Poucas foram as marcas que se envolveram com o festival, como a grife de óculos Chilli Beans e o canal Sexy Hot. "Mas o Sexy Hot patrocinou mais por causa do nosso relacionamento de vender filmes do Xplastic para ele," explica Roy. Hoje, na falta de patrocínio, o coletivo recorreu a um financiamento coletivo no Catarse para levantar R$ 15 mil, grana que servirá para pagar os custos básicos do evento. O prazo do Catarse está acabando, porém os organizadores parecem determinados a fazer o festival acontecer, mesmo que parte dele.

POP PORN 5 from PopPorn Festival on Vimeo.

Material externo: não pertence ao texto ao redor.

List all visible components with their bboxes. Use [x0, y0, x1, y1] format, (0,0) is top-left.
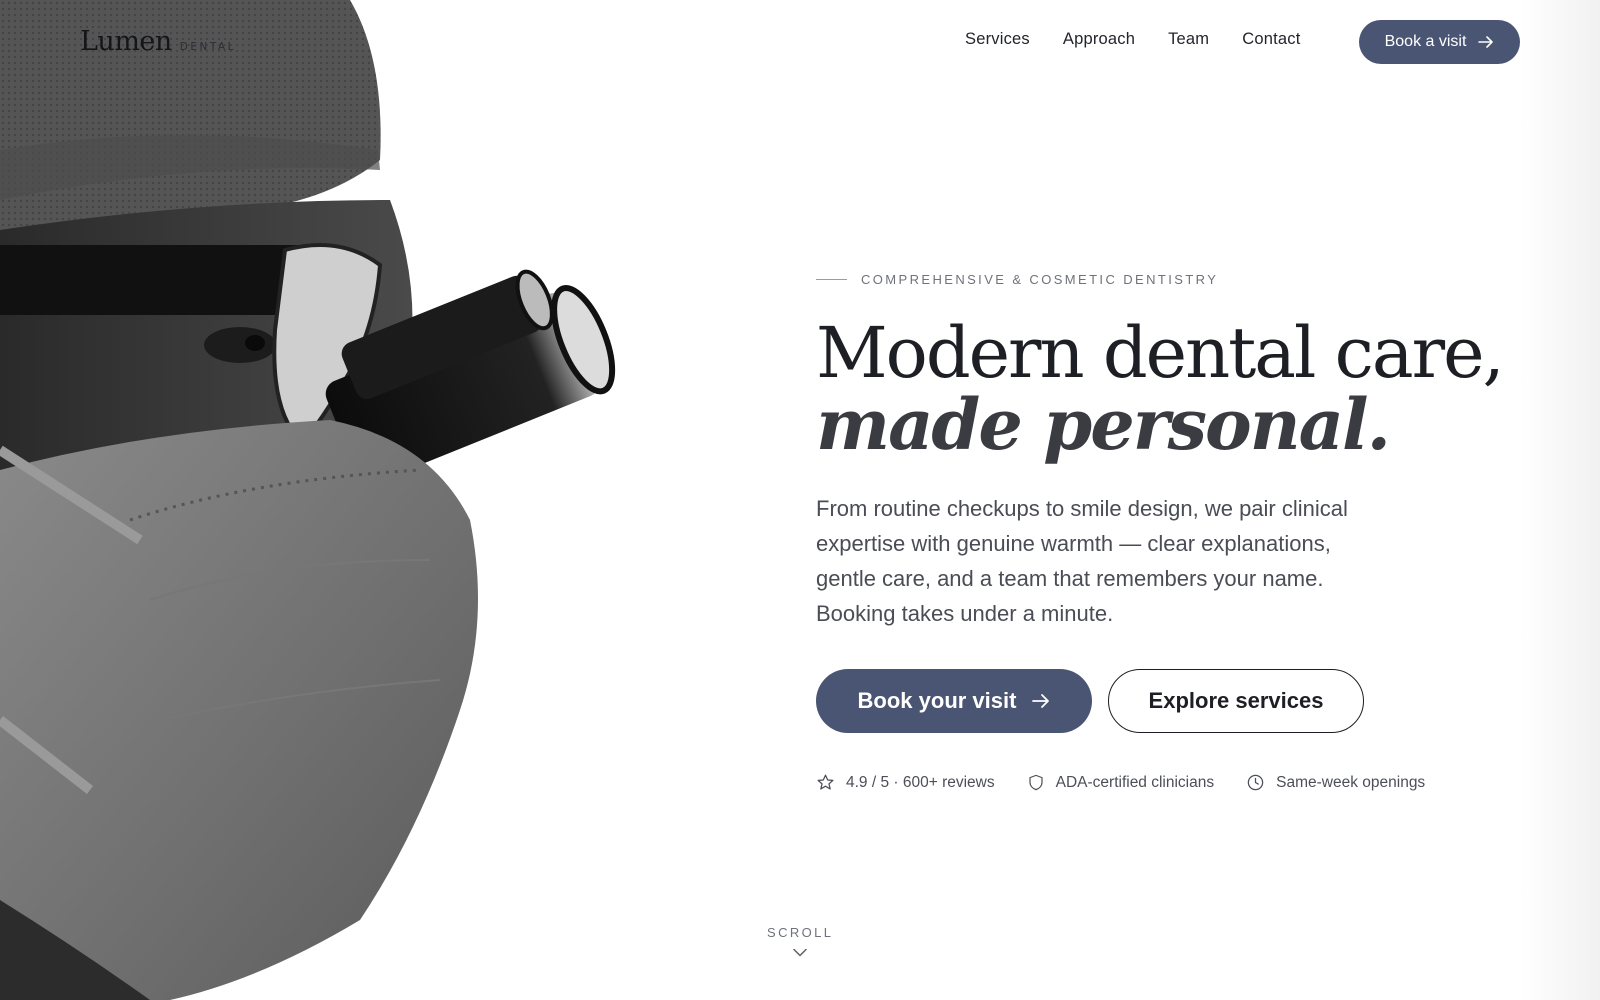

Ao contrário dos três andares ocupados no ano passado na infame e capenga balada Trackers, neste ano o festival está mais enxuto; no entanto, ele conta ainda com os famosos workshops de DIY de pornografia, Shibari (do qual participamos em 2014), a mostra de filmes, performances, exposição de arte e dois debates que encerram cada dia do evento. O destaque fica por conta da homenagem à vida de Suzy e também da mesa sobre a importância de se discutir sobre o HIV, que contará com a presença do rapper Rico Dalasam, do deputado federal Jean Wyllys, da Lucinha Araújo, mãe do Cazuza, e de mais duas profissionais da área de saúde.

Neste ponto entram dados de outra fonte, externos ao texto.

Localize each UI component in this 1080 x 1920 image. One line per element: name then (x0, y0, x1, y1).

Quem olha de fora pode achar que o festival é abrigo de punheteiros cibernéticos a fim de verem sua atriz favorita ou na busca de mais um cinemão, mas, na real (ou infelizmente, sei lá o que você esperava de tudo isso), é mais papo cabeça do que putaria. Não estranhe se você encontrar uma variedade generosa de curiosos, genderqueers e trabalhadores do sexo e do pornô nos corredores do festival.

Se a ideia é fugir do público mainstream consumidor de pornô, o PopPorn talvez seja o lugar que você precise colar.